Roman
call-Girl
*Et le carrousel tourne !* (15)
---Deux heures ? Tu dis qu'il est deux heures de l'après-midi ? Eh bien, j'ai fait le tour de l'horloge !
---Désolé de te réveiller ! Je suppose que tu as "fêté" toute la nuit ?
---Pas du tout, mon cher. Je suis très sage ces temps-ci. Non. Je suis montée me baigner sur la terrasse vers neuf heures et je suis restée là toute la soirée.
---Jusqu'à deux heures du matin ? Il devait être joliment beau parleur !
---J'étais toute seule, je te dis. J'ai pensé. Oui, j'ai pensé... Ça m'arrive, tu sais...
---Je te crois sur parole, Cléo. Dis, puisque tu es sage de ce temps-ci, tu dois bien avoir une petite soirée à consacrer à ton vieux copain ?
---Pour toi, Peter, j'ai toujours le temps. Où tu veux aller ?

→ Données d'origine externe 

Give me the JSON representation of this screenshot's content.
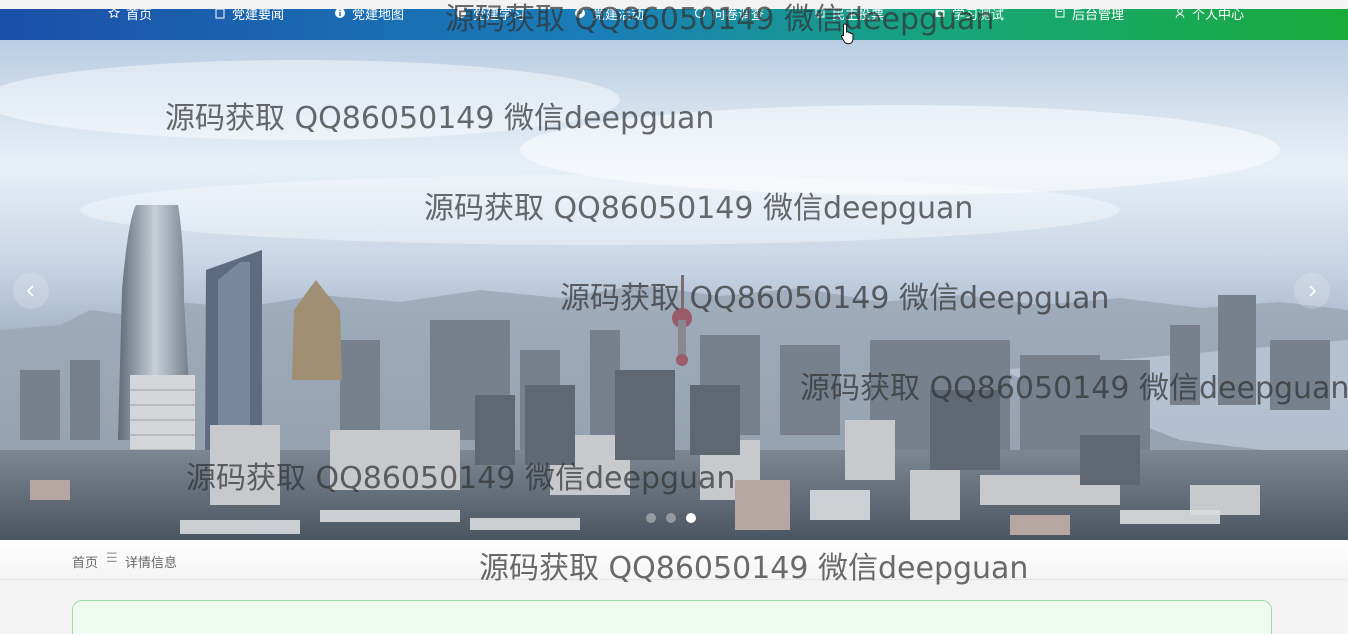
{
  "nav": {
    "items": [
      {
        "label": "首页",
        "icon": "star-icon"
      },
      {
        "label": "党建要闻",
        "icon": "news-icon"
      },
      {
        "label": "党建地图",
        "icon": "info-icon"
      },
      {
        "label": "党建学习",
        "icon": "study-icon"
      },
      {
        "label": "党建活动",
        "icon": "compass-icon"
      },
      {
        "label": "问卷调查",
        "icon": "survey-icon"
      },
      {
        "label": "民主投票",
        "icon": "vote-icon"
      },
      {
        "label": "学习测试",
        "icon": "camera-icon"
      },
      {
        "label": "后台管理",
        "icon": "admin-icon"
      },
      {
        "label": "个人中心",
        "icon": "user-icon"
      }
    ]
  },
  "banner": {
    "prev_icon": "chevron-left-icon",
    "next_icon": "chevron-right-icon",
    "slides": 3,
    "active_slide": 3
  },
  "breadcrumb": {
    "home": "首页",
    "separator": "☰",
    "current": "详情信息"
  },
  "watermark": {
    "text": "源码获取 QQ86050149 微信deepguan"
  },
  "colors": {
    "nav_start": "#1b4fa8",
    "nav_end": "#1aaa3a",
    "card_bg": "#effbf0",
    "card_border": "#9fdca8"
  }
}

---Bah ! Y a un film qui me tente à l'Elysée. Après, on pourrait aller manger quelque part.
---Ça m'intéresse. Une petite sortie tranquille, en vieux camarades, c'est en plein ce qu'il me faut. Pas de frivolités.
Où est-ce qu'on se rencontre ?
---Au petit bar au coin de ta rue ? Vers 7 heures et demie. On aura le temps de prendre un verre, le film est à 9 heures.
C'est un film italien, ça raconte l'histoire...
---Je te fais confiance. Un film ou l'autre, tu sais...
---D'accord. À ce soir. Je t'embrasse.
---Salut Peter, à tout à l'heure.
J'ouvre lentement les rideaux, pour goûter à toutes petites doses le soleil de la mi-août. Il fait splendide. Je me sens des ailes.
Pour l'instant, une douche et un café. Puis je me choisirai une robe. J'ai envie d'être jolie; fraîche et jolie.
L'eau me gicle sur le corps, comme des milliers de caresses du bout des doigts. La rosée miroitante, inépuisable. L'eau qui dévale sur mon visage, sur mes épaules, mes seins
; l'eau indiscrète qui s'infiltre entre mes cuisses, se faufile en silons humides le long de mes jambes.. Je me tourne pour offrir mon dos à la fontaine. Je soulève ma chevelure pour que ma nuque goûte la fraîcheur de l'eau.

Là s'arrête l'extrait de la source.